Bitcoin SV rocked by fifth 51% attack, serial culprit attempts double spends

Four previous 51% attacks took place between June 24 and July 9, says Bitcoin SV's association, carried out by a miner called 'Zulupool.'

Bitcoin Satoshi’s Vision (BSV) suffered a huge 51% attack on Tuesday, the blockchain’s fifth in three months.

The Bitcoin Association (a non-profit supporting BSV development) said in a statement it believes the culprit was also behind similar incidents in June and July.

Four previous 51% attacks took place between June 24 and July 9, says the Association, carried out by an entity using the pseudonym Zulupool.

On Twitter, the group advised BSV node operators to run a command to invalidate fraudulent versions of the blockchain during consensus to prevent the attacker double spending.

Coin Metrics’ Lucas Nuzzi tweeted that BSV miners were now simultaneously working on three different blockchains.

‘Max depth of 14 blocks’ means the attacker effectively invalidated transactions in BSV’s previous 14 blocks.

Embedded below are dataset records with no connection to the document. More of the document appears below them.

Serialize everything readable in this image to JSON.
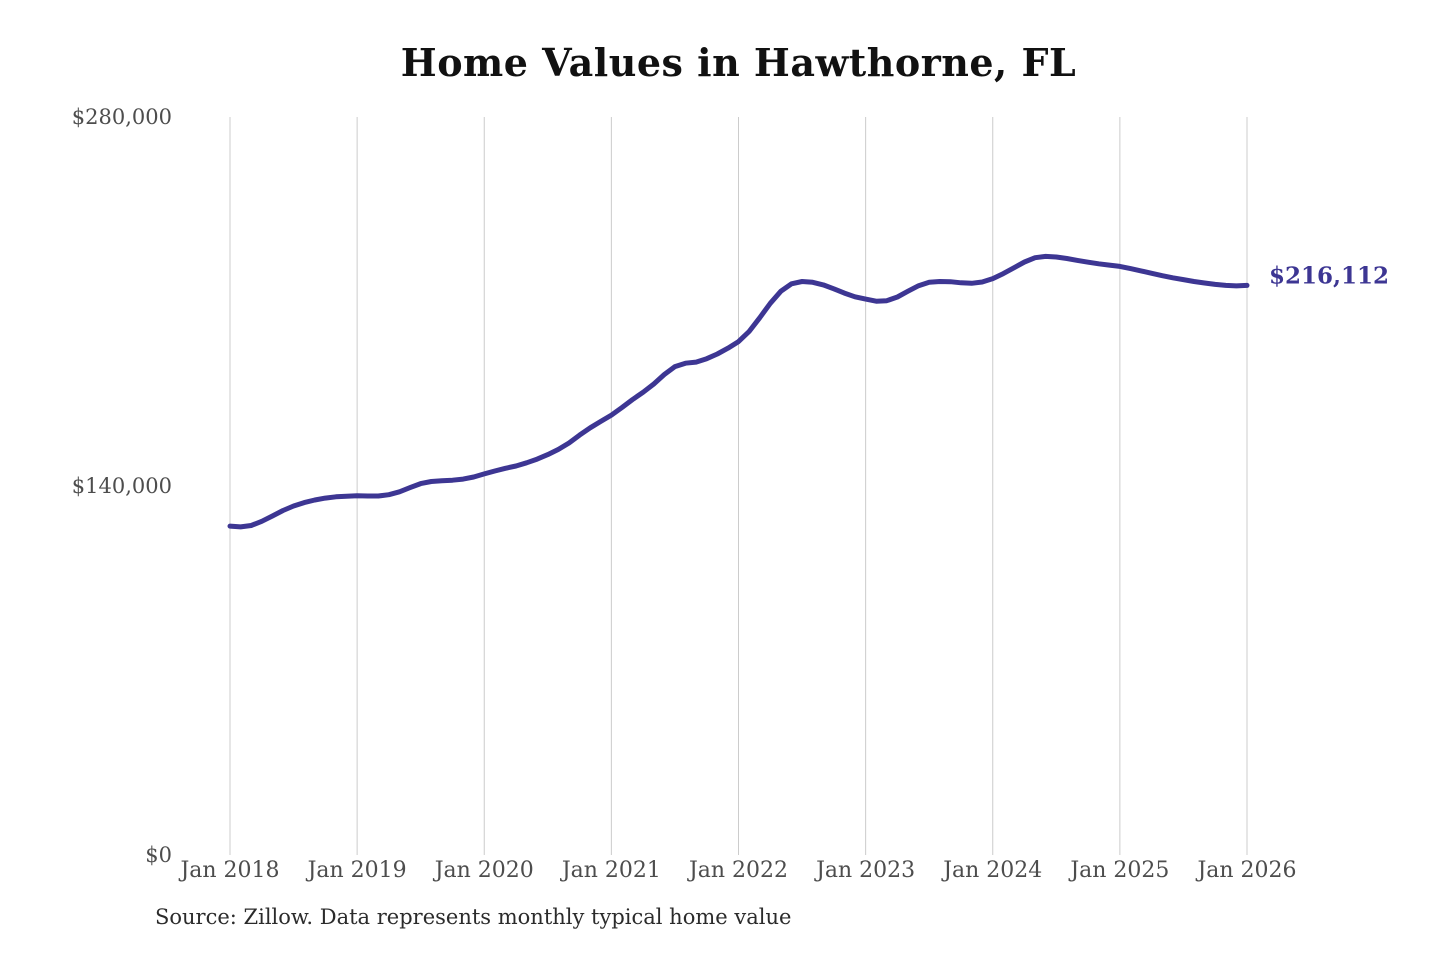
{
  "page": {
    "background": "#ffffff"
  },
  "chart": {
    "title": "Home Values in Hawthorne, FL",
    "end_label": "$216,112",
    "source_note": "Source: Zillow. Data represents monthly typical home value",
    "line_color": "#3d3693",
    "grid_color": "#cccccc",
    "axis_label_color": "#4d4d4d"
  },
  "chart_data": {
    "type": "line",
    "title": "Home Values in Hawthorne, FL",
    "xlabel": "",
    "ylabel": "",
    "x_start": "2018-01",
    "x_interval": "monthly",
    "x_tick_labels": [
      "Jan 2018",
      "Jan 2019",
      "Jan 2020",
      "Jan 2021",
      "Jan 2022",
      "Jan 2023",
      "Jan 2024",
      "Jan 2025",
      "Jan 2026"
    ],
    "y_ticks": [
      {
        "label": "$0",
        "value": 0
      },
      {
        "label": "$140,000",
        "value": 140000
      },
      {
        "label": "$280,000",
        "value": 280000
      }
    ],
    "ylim": [
      0,
      280000
    ],
    "grid": "vertical-only",
    "legend": "none",
    "end_annotation": {
      "label": "$216,112",
      "value": 216112
    },
    "series": [
      {
        "name": "Monthly typical home value",
        "values": [
          124800,
          124500,
          125000,
          126600,
          128600,
          130700,
          132400,
          133700,
          134700,
          135400,
          135900,
          136100,
          136300,
          136200,
          136200,
          136700,
          137800,
          139400,
          140900,
          141700,
          142000,
          142200,
          142600,
          143400,
          144600,
          145700,
          146700,
          147600,
          148800,
          150200,
          151900,
          153900,
          156300,
          159300,
          162100,
          164500,
          166900,
          169800,
          172800,
          175600,
          178700,
          182300,
          185300,
          186600,
          187000,
          188300,
          190100,
          192300,
          194800,
          198600,
          203800,
          209300,
          213900,
          216700,
          217600,
          217300,
          216300,
          214800,
          213200,
          211800,
          210900,
          210100,
          210300,
          211700,
          213900,
          216000,
          217300,
          217600,
          217500,
          217100,
          216900,
          217400,
          218700,
          220600,
          222800,
          225000,
          226600,
          227100,
          226900,
          226300,
          225600,
          224900,
          224300,
          223800,
          223300,
          222500,
          221600,
          220700,
          219800,
          219000,
          218300,
          217600,
          217000,
          216500,
          216100,
          215900,
          216112
        ]
      }
    ]
  }
}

Small PoW chains like Bitcoin SV are prime targets

‘51% attacks’ are waged by malicious miners seeking to establish their own version of a Proof-of-Work blockchain by controlling more than half of its hashrate.

51% attackers:

  • create their own version of the blockchain (often re-organized to their benefit) before broadcasting it to the network,
  • activate enough rigs to mine blocks faster than anyone else (the longest chain wins),
  • prevent new transactions and trick crypto platforms (like exchanges) into letting them spend crypto twice (double spend).

Bitcoin is the largest distributed blockchain network, so 51% attacks are far less likely and require collusion at scale.

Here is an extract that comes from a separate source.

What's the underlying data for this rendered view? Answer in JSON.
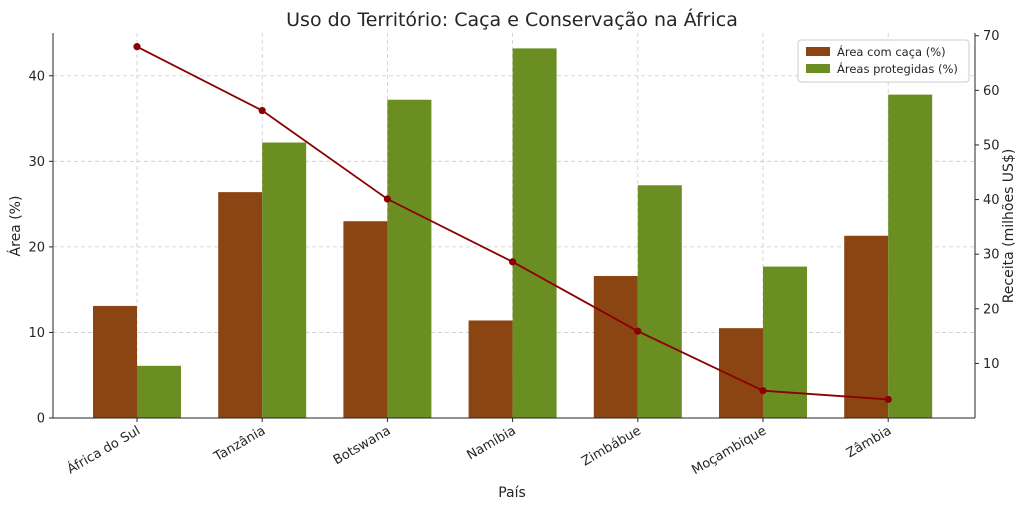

Smaller networks like BSV are more vulnerable as they don’t need as much computing power to dominate: Bitcoin boasts over 100 times BCH’s hashrate and 160 times BSV’s.

Hashrates of BCH and BSV almost don’t register when charted alongside BTC.

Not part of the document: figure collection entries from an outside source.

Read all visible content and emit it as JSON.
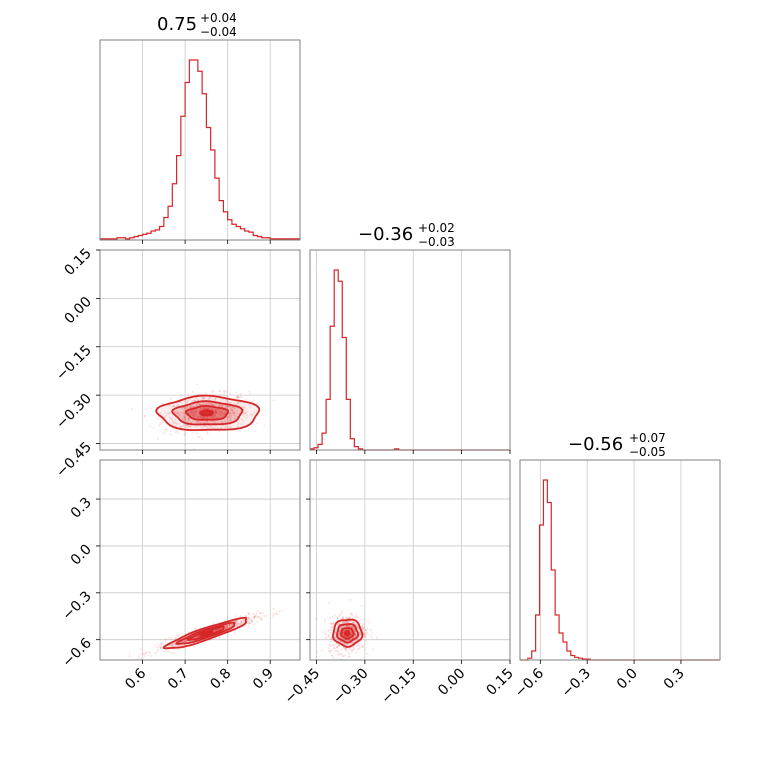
{
  "chart_data": {
    "type": "corner",
    "color": "#d62728",
    "grid": true,
    "panels": {
      "hist_0": {
        "type": "histogram",
        "title": {
          "value": "0.75",
          "plus": "+0.04",
          "minus": "−0.04"
        },
        "xlim": [
          0.5,
          0.97
        ],
        "bin_width": 0.01,
        "bin_start": 0.5,
        "counts": [
          1,
          1,
          1,
          1,
          2,
          2,
          1,
          2,
          3,
          4,
          5,
          6,
          8,
          9,
          12,
          20,
          30,
          50,
          75,
          110,
          140,
          160,
          160,
          150,
          130,
          100,
          80,
          55,
          35,
          25,
          18,
          14,
          12,
          10,
          8,
          7,
          4,
          3,
          2,
          2,
          1,
          1,
          1,
          1,
          1,
          1,
          1
        ],
        "xticks": [
          0.6,
          0.7,
          0.8,
          0.9
        ]
      },
      "hist_1": {
        "type": "histogram",
        "title": {
          "value": "−0.36",
          "plus": "+0.02",
          "minus": "−0.03"
        },
        "xlim": [
          -0.47,
          0.15
        ],
        "bin_width": 0.0125,
        "bin_start": -0.47,
        "counts": [
          1,
          2,
          5,
          15,
          45,
          110,
          160,
          150,
          100,
          45,
          10,
          3,
          1,
          0,
          0,
          0,
          0,
          0,
          0,
          0,
          0,
          1,
          0,
          0,
          0,
          0,
          0,
          0,
          0,
          0,
          0,
          0,
          0,
          0,
          0,
          0,
          0,
          0,
          0,
          0,
          0,
          0,
          0,
          0,
          0,
          0,
          0,
          0,
          0,
          0
        ],
        "xticks": [
          -0.45,
          -0.3,
          -0.15,
          0.0,
          0.15
        ]
      },
      "hist_2": {
        "type": "histogram",
        "title": {
          "value": "−0.56",
          "plus": "+0.07",
          "minus": "−0.05"
        },
        "xlim": [
          -0.73,
          0.55
        ],
        "bin_width": 0.025,
        "bin_start": -0.73,
        "counts": [
          0,
          0,
          2,
          10,
          50,
          150,
          200,
          175,
          100,
          50,
          30,
          20,
          10,
          5,
          3,
          2,
          1,
          1,
          0,
          0,
          0,
          0,
          0,
          0,
          0,
          0,
          0,
          0,
          0,
          0,
          0,
          0,
          0,
          0,
          0,
          0,
          0,
          0,
          0,
          0,
          0,
          0,
          0,
          0,
          0,
          0,
          0,
          0,
          0,
          0,
          0
        ],
        "xticks": [
          -0.6,
          -0.3,
          0.0,
          0.3
        ]
      },
      "scatter_1_0": {
        "type": "2d-density",
        "xlim": [
          0.5,
          0.97
        ],
        "ylim": [
          -0.47,
          0.15
        ],
        "center": [
          0.75,
          -0.355
        ],
        "yticks": [
          0.15,
          0.0,
          -0.15,
          -0.3,
          -0.45
        ]
      },
      "scatter_2_0": {
        "type": "2d-density",
        "xlim": [
          0.5,
          0.97
        ],
        "ylim": [
          -0.73,
          0.55
        ],
        "center": [
          0.75,
          -0.56
        ],
        "xticks": [
          0.6,
          0.7,
          0.8,
          0.9
        ],
        "yticks": [
          0.3,
          0.0,
          -0.3,
          -0.6
        ]
      },
      "scatter_2_1": {
        "type": "2d-density",
        "xlim": [
          -0.47,
          0.15
        ],
        "ylim": [
          -0.73,
          0.55
        ],
        "center": [
          -0.355,
          -0.56
        ],
        "xticks": [
          -0.45,
          -0.3,
          -0.15,
          0.0,
          0.15
        ]
      }
    }
  }
}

Indeed, BSV is a fork of Bitcoin Cash (BCH), which itself is a fork of Bitcoin.

Craig Wright, who claims to be Bitcoin creator Satoshi Nakamoto, led the network’s launch in 2018 to purportedly scale BCH by boosting its maximum block size from 32MB to “two gigamegs.”

On the other hand, Bitcoin’s block size limit (which effectively caps the number of transactions per block) is 1MB, although it can be stretched to 4MB with SegWit.

51% attackers double spend on exchanges

BSV’s extra large block size allows a ridiculous amount of data to be stored on BSV’s blockchain.

This does make way for on-chain video and image apps, but it’s difficult to say BSV has been totally worth it.

Bitcoin is up 1,350% since BCH forked in August 2017 and over 500% since BSV forked in November 2018. Meanwhile, BCH has roughly doubled, and BSV has risen less than 30%.

Often, miners work with these chains at a deficit.

Investors in Bitcoin SV and Bitcoin Cash might feel they should’ve picked Bitcoin instead.

[Read more: Craig Wright wins Bitcoin white paper copyright suit by default]

Not to mention, the losses associated with BSV double spent on the few crypto exchanges that still list the cryptocurrency.

In late July, Caymans-headquartered exchange Bitmart sought a restraining order to stop “Chinese hackers” from depositing BSV — referring to those who’d plagued the blockchain with re-orgs in weeks prior.

Bitmart claimed 43 users had been defrauded when the 51% attacker deposited and sold double-spent BSV. The firm said it tracked fraudulent BSV to eight other exchanges, including Binance and Huobi.